The challenge was to lift 150 grams of weight as high as possible with 2 liters of rice. Here is slow motion of one wheel. Note the weights being lifted:
After an initial trial participants were asked to improve and redesign their waterwheels. Then we did one more trial. Here was the winner:
Next we increased the weight gradually and this same design won by lifting 500 grams about halfway. In the classroom what we did in about 2 hours would probably be 2-3 days. And you could easily go much, much deeper. Possibilities include, but are in no way limited to:
Examining the best designs and then having everyone start over from scratch. BTW, the slow motion was shot with my iPhone. Think of using that feature to really see what is going on to help in redesign and also how you pour the rice. Slow motion has implications for data collection leading to redesign in many activities!
Using the same waterwheels but change the task to spinning the fastest with no weight attached … did the designs that lifted the most weight spin fastest? Why? Why not?
Start over and design a wheel that spins fastest as the goal.
Allow different materials or limit materials even further.
Increase and/or decrease the amount of rice allowed from 2 liters.
What design uses the least amount of rice to pull the given weight to the top?
One photo above shows a design utilizing a pulley made from paper plates. That design failed as it could not develop enough torque to overcome the extra load the pulley provided. Can you design a wheel that would work with the pulley (they didn’t have enough time to redesign in this case).
Thinking of the pulley example, can you attach something else that the pulley would cause to turn? Perhaps transforming the lift into some other kind of work or energy? Turn an electric generator?

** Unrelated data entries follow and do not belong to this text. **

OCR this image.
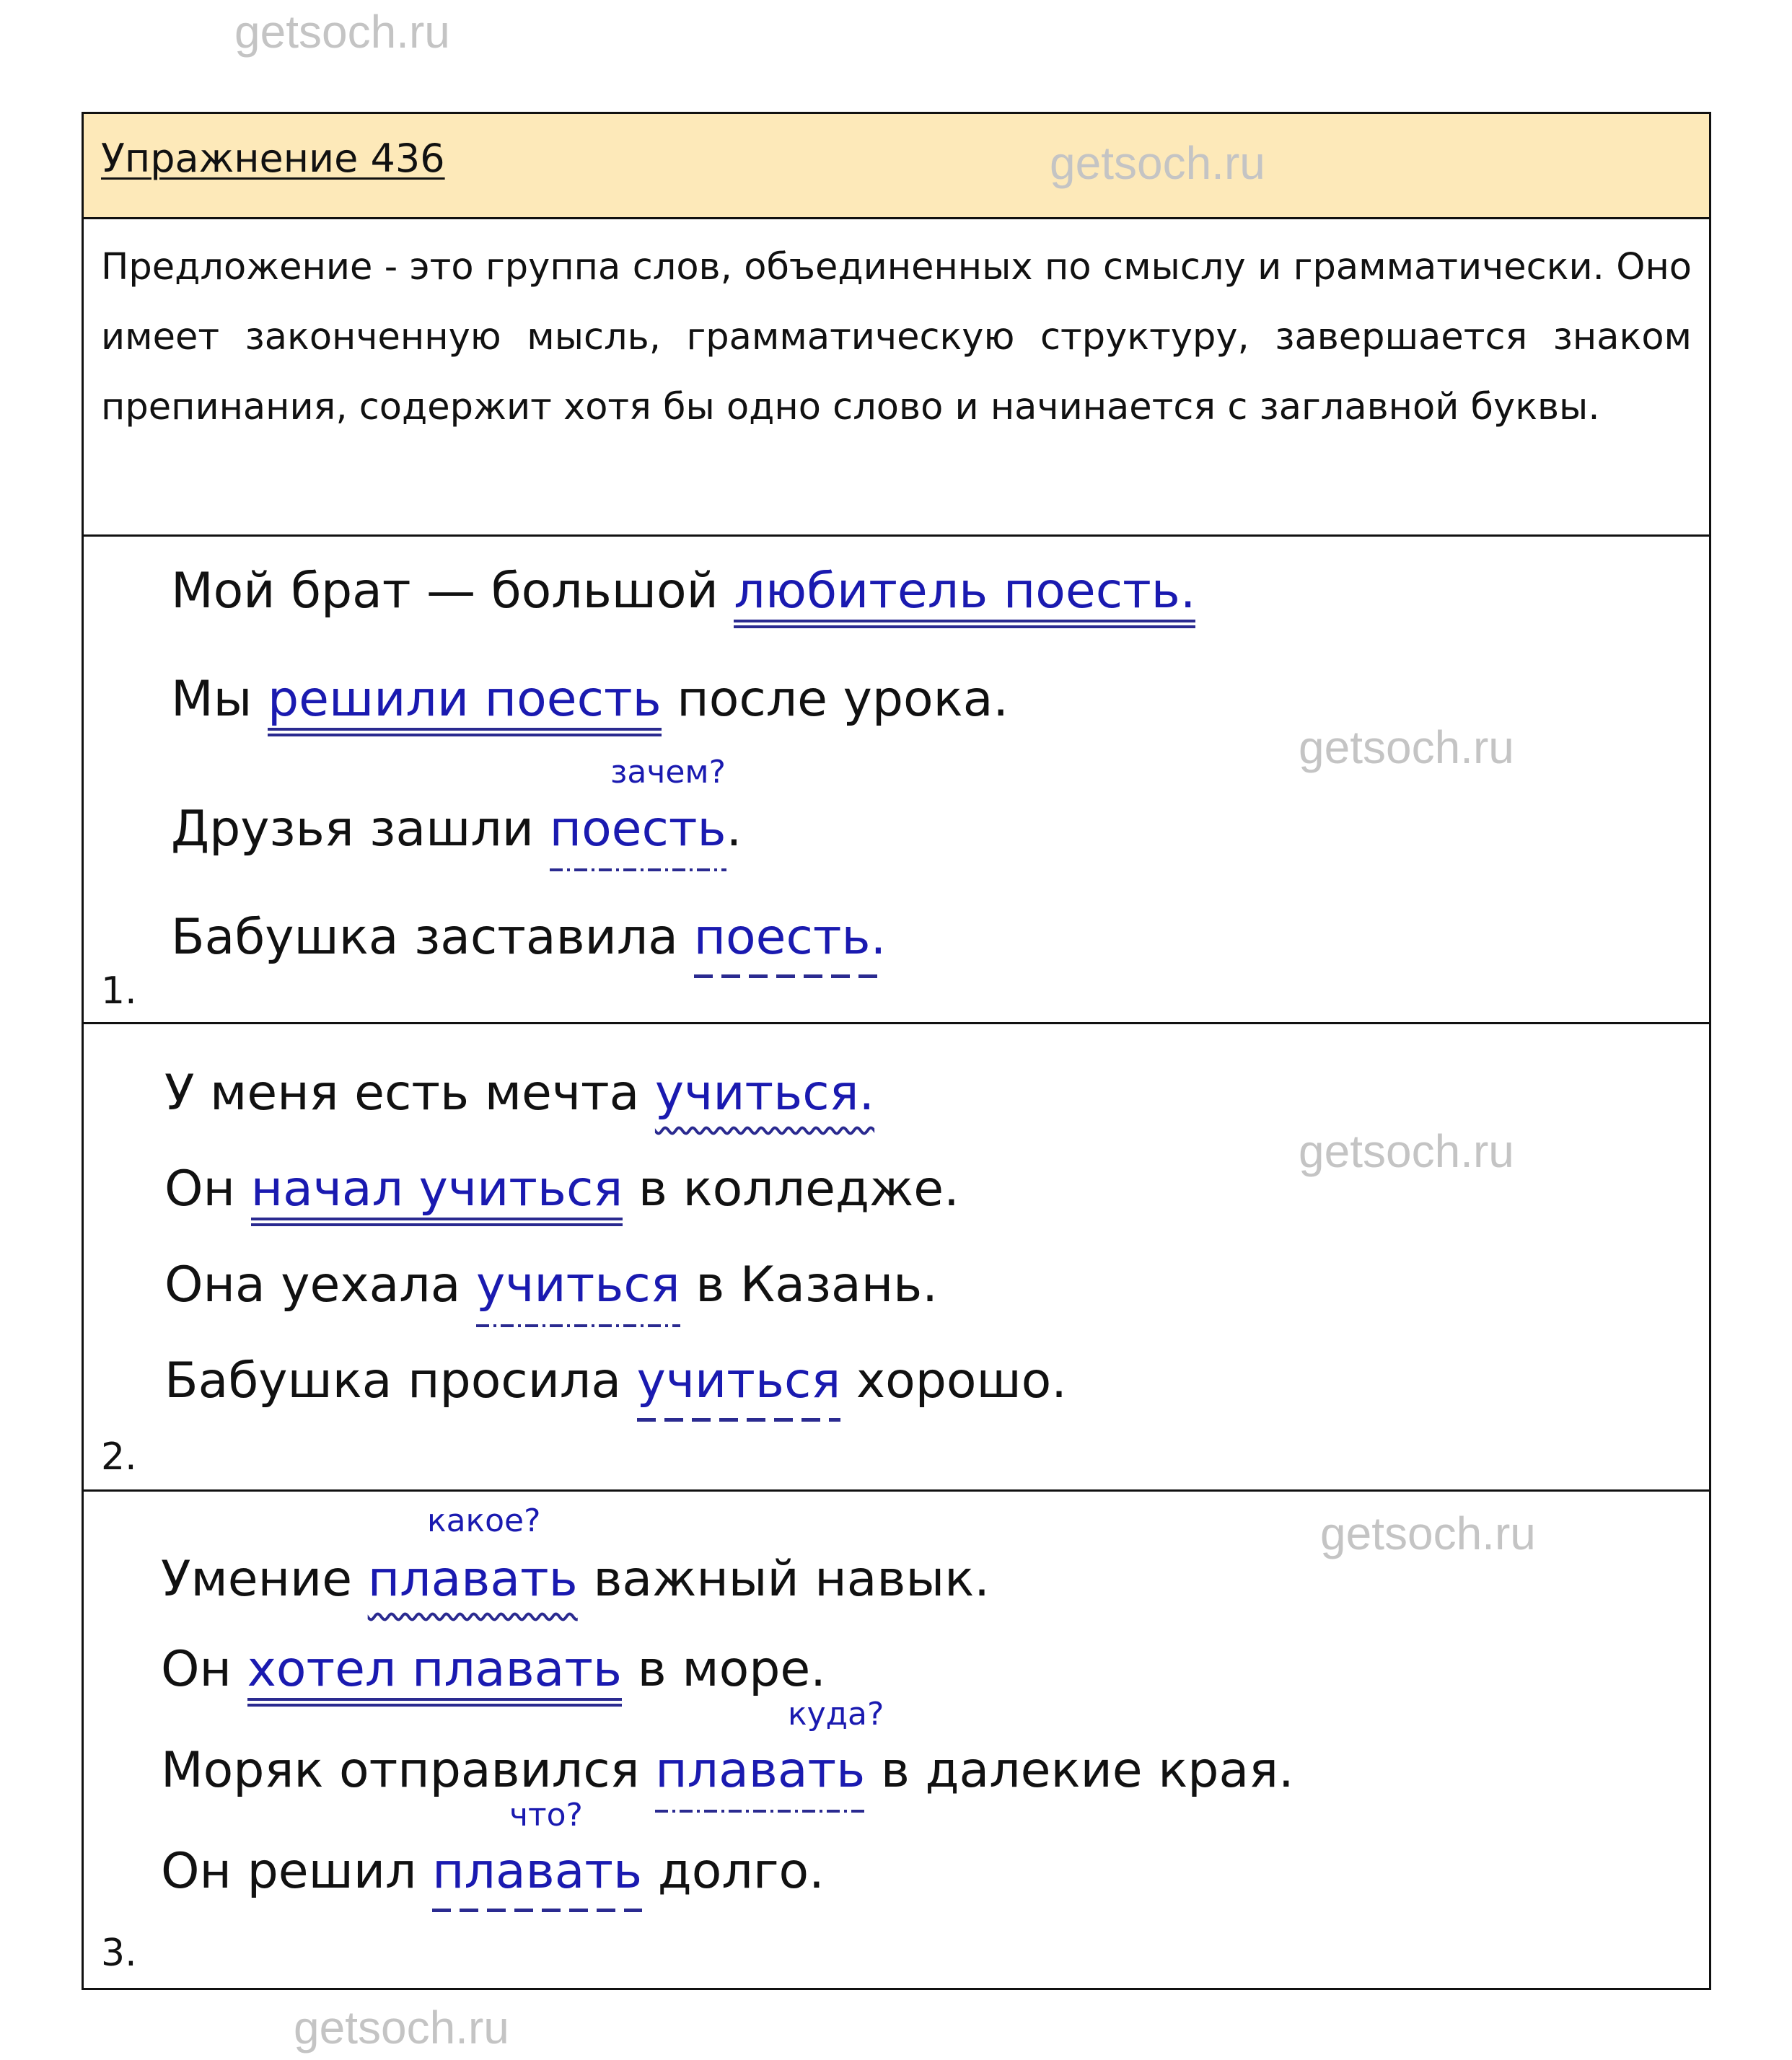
Упражнение 436
Предложение - это группа слов, объединенных по смыслу и грамматически. Оно имеет законченную мысль, грамматическую структуру, завершается знаком препинания, содержит хотя бы одно слово и начинается с заглавной буквы.
1.
2.
3.
Мой брат — большой любитель поесть.
Мы решили поесть после урока.
Друзья зашли поесть.
Бабушка заставила поесть.
У меня есть мечта учиться.
Он начал учиться в колледже.
Она уехала учиться в Казань.
Бабушка просила учиться хорошо.
Умение плавать важный навык.
Он хотел плавать в море.
Моряк отправился плавать в далекие края.
Он решил плавать долго.
зачем?
какое?
куда?
что?
getsoch.ru
getsoch.ru
getsoch.ru
getsoch.ru
getsoch.ru
getsoch.ru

Pump water?
Please add your ideas in the comments.
In addition, as I’ve stated many times, this kind of learning is also a powerful integration to other subjects – collect data and crunch it in math, write (and blog to share!!!) about the procedures, learning, data, what was interesting … and perhaps invite/connect with students elsewhere to participate and share their experiences, data, photos. Lots of powerful ways to integrate technology as well – photos, video, blogging, wiki pages, video-conferencing between schools and more. Creative writing stories from the waterwheels point of view explaining what the experience was like for them … this again makes students have to be very observant about everything that happens to the wheel so they can accurately explain what the wheel experiences with lots of description. “When the tiny white grains of rice hit me I was taken by surprise, and at first the grains felt like tiny stinging bees, but I quickly got used to the sensation and then was exhilarated as I began to turn and quickly picked up speed ….” History lessons tied to the development of waterwheels in history and their impact on society. Are waterwheels still being developed in new innovative ways? So much here to research and learn from.